TechCrunch pointed out that Intel got a ruling from the ECJ that might help Google. But note this decision came down after Google filed its proposal with the EU competition commission, so it can’t have informed that action. From TechCrunch:
In June the EC judged that Google had given the service “an illegal advantage by abusing its dominance in general Internet search” — accusing it of promoting Google Shopping in organic search results while simultaneously demoting rival services — issuing a record-breaking €2.42 billion (~$2.73BN) fine for the antitrust violations.
It’s that decision which Alphabet/Google will be hoping to overturn, buoyed by the fact that earlier this month Europe’s top court, the ECJ, ruled that a lower court should review an earlier failed antitrust appeal by Intel, pertaining to a 2009 €1.06BN EC ruling.
In the Intel case ECJ judges said the lower court must re-examine their decision to uphold the antitrust judgement — saying the court had failed to properly analyze economic aspects of the case.
And while the two cases are clearly different — and the Intel verdict remains a partial one at this stage (the sanction has not been overturned as yet) — it’s certainly unusual for Europe’s courts to rule against Commission verdicts, offering some hope to Google’s lawyers they can successful argue against the regulator’s rationale.
Notice that the interpretation of the ruling is a tad optimistic.
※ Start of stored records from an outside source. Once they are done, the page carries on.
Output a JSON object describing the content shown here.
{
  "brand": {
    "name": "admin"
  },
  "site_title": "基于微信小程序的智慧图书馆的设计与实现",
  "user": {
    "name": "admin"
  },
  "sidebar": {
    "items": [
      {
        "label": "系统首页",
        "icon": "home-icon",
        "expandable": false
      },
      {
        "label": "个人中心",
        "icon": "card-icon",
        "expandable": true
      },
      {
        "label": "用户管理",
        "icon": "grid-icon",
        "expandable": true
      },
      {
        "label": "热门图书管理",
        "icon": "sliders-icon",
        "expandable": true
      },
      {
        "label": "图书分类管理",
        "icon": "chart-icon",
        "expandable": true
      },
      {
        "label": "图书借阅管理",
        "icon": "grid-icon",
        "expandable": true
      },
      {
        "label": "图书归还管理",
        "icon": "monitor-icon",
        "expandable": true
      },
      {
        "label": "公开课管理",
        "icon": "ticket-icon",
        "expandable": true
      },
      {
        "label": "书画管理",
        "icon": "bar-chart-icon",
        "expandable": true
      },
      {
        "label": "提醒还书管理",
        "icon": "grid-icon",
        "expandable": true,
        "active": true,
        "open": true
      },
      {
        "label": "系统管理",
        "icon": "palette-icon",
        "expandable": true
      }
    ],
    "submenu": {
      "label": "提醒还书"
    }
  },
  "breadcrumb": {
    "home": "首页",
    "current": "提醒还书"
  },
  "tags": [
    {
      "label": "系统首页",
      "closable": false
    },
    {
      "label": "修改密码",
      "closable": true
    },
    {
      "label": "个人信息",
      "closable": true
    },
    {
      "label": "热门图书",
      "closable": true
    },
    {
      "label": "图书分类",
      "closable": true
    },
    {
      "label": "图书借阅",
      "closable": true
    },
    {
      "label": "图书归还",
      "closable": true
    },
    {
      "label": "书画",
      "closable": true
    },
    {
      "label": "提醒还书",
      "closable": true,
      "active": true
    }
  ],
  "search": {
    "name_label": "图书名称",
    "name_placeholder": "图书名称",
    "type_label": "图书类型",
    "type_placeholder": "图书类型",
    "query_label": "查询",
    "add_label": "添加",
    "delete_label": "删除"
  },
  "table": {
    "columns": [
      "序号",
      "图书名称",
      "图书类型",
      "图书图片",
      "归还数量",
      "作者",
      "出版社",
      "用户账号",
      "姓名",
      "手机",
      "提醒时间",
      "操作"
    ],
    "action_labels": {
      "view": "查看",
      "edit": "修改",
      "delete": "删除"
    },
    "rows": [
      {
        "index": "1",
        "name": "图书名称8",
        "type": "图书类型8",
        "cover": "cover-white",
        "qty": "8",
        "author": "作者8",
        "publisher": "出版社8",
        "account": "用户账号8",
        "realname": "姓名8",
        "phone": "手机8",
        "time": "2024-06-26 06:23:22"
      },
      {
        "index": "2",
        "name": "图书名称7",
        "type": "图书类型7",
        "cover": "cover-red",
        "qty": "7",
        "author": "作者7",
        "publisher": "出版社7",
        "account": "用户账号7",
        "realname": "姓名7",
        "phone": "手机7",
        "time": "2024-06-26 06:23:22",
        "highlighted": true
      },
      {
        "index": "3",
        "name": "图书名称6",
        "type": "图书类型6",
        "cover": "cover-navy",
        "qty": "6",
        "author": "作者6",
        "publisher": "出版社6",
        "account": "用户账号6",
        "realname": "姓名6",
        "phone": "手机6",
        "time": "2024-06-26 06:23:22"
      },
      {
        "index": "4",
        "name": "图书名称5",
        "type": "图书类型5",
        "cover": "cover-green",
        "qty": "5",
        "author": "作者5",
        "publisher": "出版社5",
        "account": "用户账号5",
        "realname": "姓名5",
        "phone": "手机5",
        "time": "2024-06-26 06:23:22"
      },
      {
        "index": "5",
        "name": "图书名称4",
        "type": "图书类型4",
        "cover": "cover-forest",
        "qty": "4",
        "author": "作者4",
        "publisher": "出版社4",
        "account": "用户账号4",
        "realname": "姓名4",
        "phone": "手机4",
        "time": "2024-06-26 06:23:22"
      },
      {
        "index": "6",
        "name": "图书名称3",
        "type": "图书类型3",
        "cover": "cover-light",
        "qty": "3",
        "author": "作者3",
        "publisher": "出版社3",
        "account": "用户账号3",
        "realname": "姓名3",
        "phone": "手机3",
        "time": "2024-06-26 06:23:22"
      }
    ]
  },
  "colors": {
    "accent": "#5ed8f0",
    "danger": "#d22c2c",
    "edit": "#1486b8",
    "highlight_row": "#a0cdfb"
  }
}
The ECJ did not overturn the competition commission’s ruling against Intel. It told the lower court to review its decision. That may lead to a lowering of the fine, but it might also lead to the court redoing its analysis in a way that addresses the ECJ’s objections. I hope lawyers familiar with civil law procedure will pipe up as to whether this analysis could include making additional findings of fact.
As a very savvy lawyer once told me, “Anyone who tells you the odds of winning a case are 70% does not know what he is talking about. Litigation is a crapshoot.” And Google has an awful lot riding on this wager.